Barely flustered, Ms. Avery kept her sweet smile. “You don't have a hall pass,” she said professionally. “You'll need to wait until Sam gets back.”

Sam, who now had the extinguisher on the ground and was flipping the bird to the sky, his entire body emitting a guttural war cry.

Devon, with a confident smirk, whirled his head toward Ashleigh, who looked sideways in embarrassment. Then Devon whirled back to Ms. Avery. He ripped off his glasses. “Consider this my hall pass!” He declared, slamming his spectacles down on the teacher's desk. Devon then marched toward the door, but ran headlong into the door frame.
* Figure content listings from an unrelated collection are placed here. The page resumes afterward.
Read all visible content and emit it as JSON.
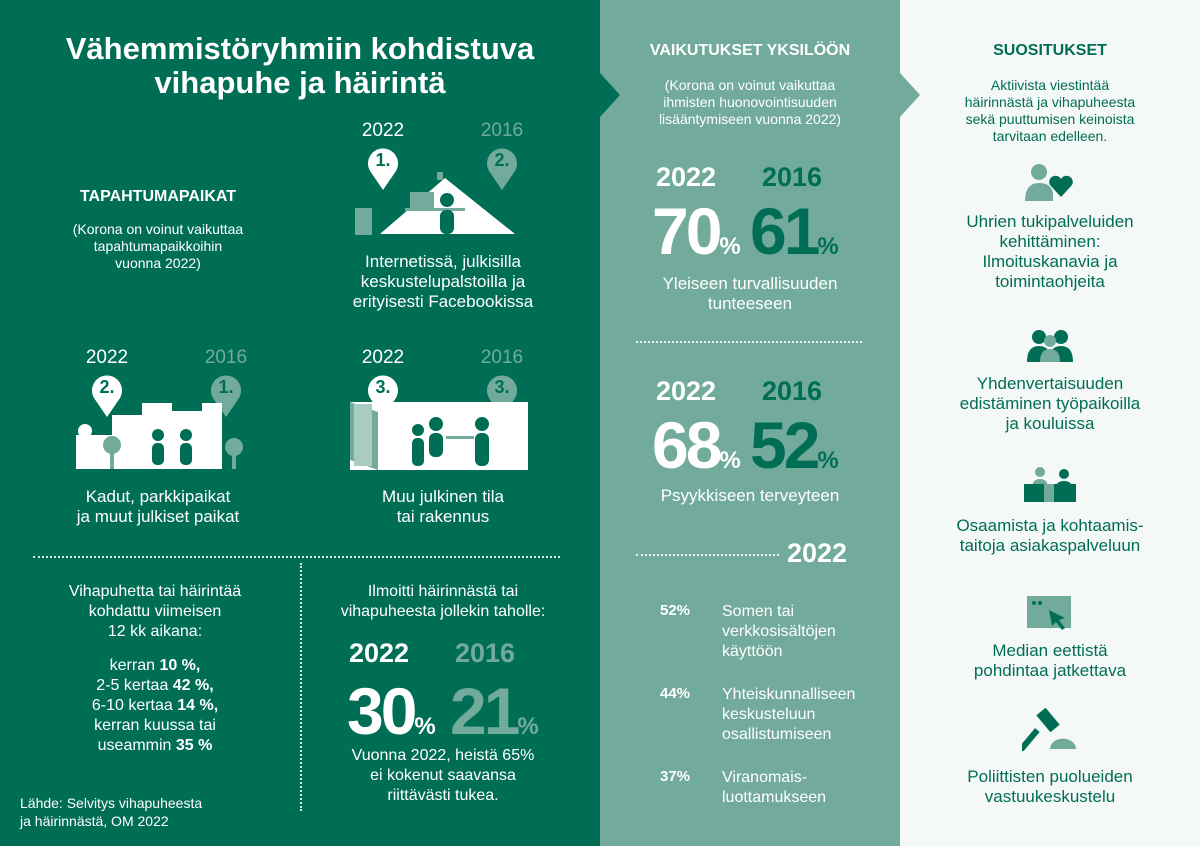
{
  "colors": {
    "dark_green": "#006e55",
    "teal": "#72ab9c",
    "light": "#f4f8f7",
    "white": "#ffffff"
  },
  "title": [
    "Vähemmistöryhmiin kohdistuva",
    "vihapuhe ja häirintä"
  ],
  "places": {
    "heading": "TAPAHTUMAPAIKAT",
    "note": [
      "(Korona on voinut vaikuttaa",
      "tapahtumapaikkoihin",
      "vuonna 2022)"
    ],
    "items": [
      {
        "year_a": "2022",
        "rank_a": "1.",
        "year_b": "2016",
        "rank_b": "2.",
        "icon": "office-desk-illustration",
        "label": [
          "Internetissä, julkisilla",
          "keskustelupalstoilla ja",
          "erityisesti Facebookissa"
        ]
      },
      {
        "year_a": "2022",
        "rank_a": "2.",
        "year_b": "2016",
        "rank_b": "1.",
        "icon": "street-illustration",
        "label": [
          "Kadut, parkkipaikat",
          "ja muut julkiset paikat"
        ]
      },
      {
        "year_a": "2022",
        "rank_a": "3.",
        "year_b": "2016",
        "rank_b": "3.",
        "icon": "public-building-illustration",
        "label": [
          "Muu julkinen tila",
          "tai rakennus"
        ]
      }
    ]
  },
  "frequency": {
    "intro": [
      "Vihapuhetta tai häirintää",
      "kohdattu viimeisen",
      "12 kk aikana:"
    ],
    "rows": [
      {
        "text": "kerran ",
        "value": "10 %,"
      },
      {
        "text": "2-5 kertaa  ",
        "value": "42 %,"
      },
      {
        "text": "6-10 kertaa ",
        "value": "14 %,"
      },
      {
        "text": "kerran kuussa tai",
        "value": ""
      },
      {
        "text": "useammin ",
        "value": "35 %"
      }
    ]
  },
  "source": [
    "Lähde: Selvitys vihapuheesta",
    "ja häirinnästä, OM 2022"
  ],
  "reported": {
    "intro": [
      "Ilmoitti häirinnästä tai",
      "vihapuheesta jollekin taholle:"
    ],
    "year_a": "2022",
    "value_a": "30",
    "year_b": "2016",
    "value_b": "21",
    "unit": "%",
    "note": [
      "Vuonna 2022, heistä 65%",
      "ei kokenut saavansa",
      "riittävästi tukea."
    ]
  },
  "effects": {
    "heading": "VAIKUTUKSET YKSILÖÖN",
    "note": [
      "(Korona on voinut vaikuttaa",
      "ihmisten huonovointisuuden",
      "lisääntymiseen vuonna 2022)"
    ],
    "stats": [
      {
        "year_a": "2022",
        "value_a": "70",
        "year_b": "2016",
        "value_b": "61",
        "unit": "%",
        "label": [
          "Yleiseen turvallisuuden",
          "tunteeseen"
        ]
      },
      {
        "year_a": "2022",
        "value_a": "68",
        "year_b": "2016",
        "value_b": "52",
        "unit": "%",
        "label": [
          "Psyykkiseen terveyteen"
        ]
      }
    ],
    "year": "2022",
    "list": [
      {
        "value": "52%",
        "label": [
          "Somen tai",
          "verkkosisältöjen",
          "käyttöön"
        ]
      },
      {
        "value": "44%",
        "label": [
          "Yhteiskunnalliseen",
          "keskusteluun",
          "osallistumiseen"
        ]
      },
      {
        "value": "37%",
        "label": [
          "Viranomais-",
          "luottamukseen"
        ]
      }
    ]
  },
  "recommendations": {
    "heading": "SUOSITUKSET",
    "intro": [
      "Aktiivista viestintää",
      "häirinnästä ja vihapuheesta",
      "sekä puuttumisen keinoista",
      "tarvitaan edelleen."
    ],
    "items": [
      {
        "icon": "person-heart-icon",
        "label": [
          "Uhrien tukipalveluiden",
          "kehittäminen:",
          "Ilmoituskanavia ja",
          "toimintaohjeita"
        ]
      },
      {
        "icon": "group-icon",
        "label": [
          "Yhdenvertaisuuden",
          "edistäminen työpaikoilla",
          "ja kouluissa"
        ]
      },
      {
        "icon": "service-desk-icon",
        "label": [
          "Osaamista ja kohtaamis-",
          "taitoja asiakaspalveluun"
        ]
      },
      {
        "icon": "screen-cursor-icon",
        "label": [
          "Median eettistä",
          "pohdintaa jatkettava"
        ]
      },
      {
        "icon": "gavel-icon",
        "label": [
          "Poliittisten puolueiden",
          "vastuukeskustelu"
        ]
      }
    ]
  }
}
He sheepishly turned back briefly, before embarking again out the door, only to run face-first into a bulletin board of unreturned test papers with students' names in big red lettering. The whole contraption crashed to the floor.

Ms. Avery signed as she made her way over to her desk. She picked up Devon's glasses and extended her hand toward him. “Devon, just take your glasses.”

Devon waved his arms in front of him as he gingerly made his way over. He then took his glasses, put them on again, then regarded the class timidly. “It—it looked a lot more heroic in my head.”

He was met with awkward silence. “To battle!” Devon yelled suddenly, then charged out the room.

With nothing better to do before the sun would cut the school year short, Ms. Avery's Calculus class watched as Devon joined Sam, who was positioned, once again, with the fire extinguisher pointed offensively upward toward the sky. Devon opened up the water bottle and doused himself with half of it. “Saw this strategy in Chronicles of Riddik,” Sam explained.

“How much time is left?” Ashleigh begged in the midst of hyperventilation.

Logan held up his phone with a timer ticking down. “Less than a minute!” 45 seconds to go.

Devon checked his watch, too. He and Sam, still holding their weapons at the ready, counted down until impact. “Ten, nine, eight, seven, six...”

Ashleigh closed her eyes. “I can't watch!” She cried.

Logan gripped his phone, eyes wide, staring out at the window.

Ms. Avery was writing down homework; she had changed their due dates to earlier that originally scheduled.

Just then the PA chimed. “Hello, Emerson. This is Principal Washington again. Just got word from NASA again. I have good news! Apparently there was a glitch in some of the equipment. The sun didn't explode.”

Everyone breathed a sigh of relief. Mr. Washington continued. “It's still burning and will continue to burn for the next five billion years. I hope no one was doing anything drastic.”

Not too drastic, Evyn thought. He looked out the window and continued to observe Sam deploying the extinguisher foam into the wind next to Devon who was throwing the last remnants of Ms. Avery's water bottle toward the still-burning sun.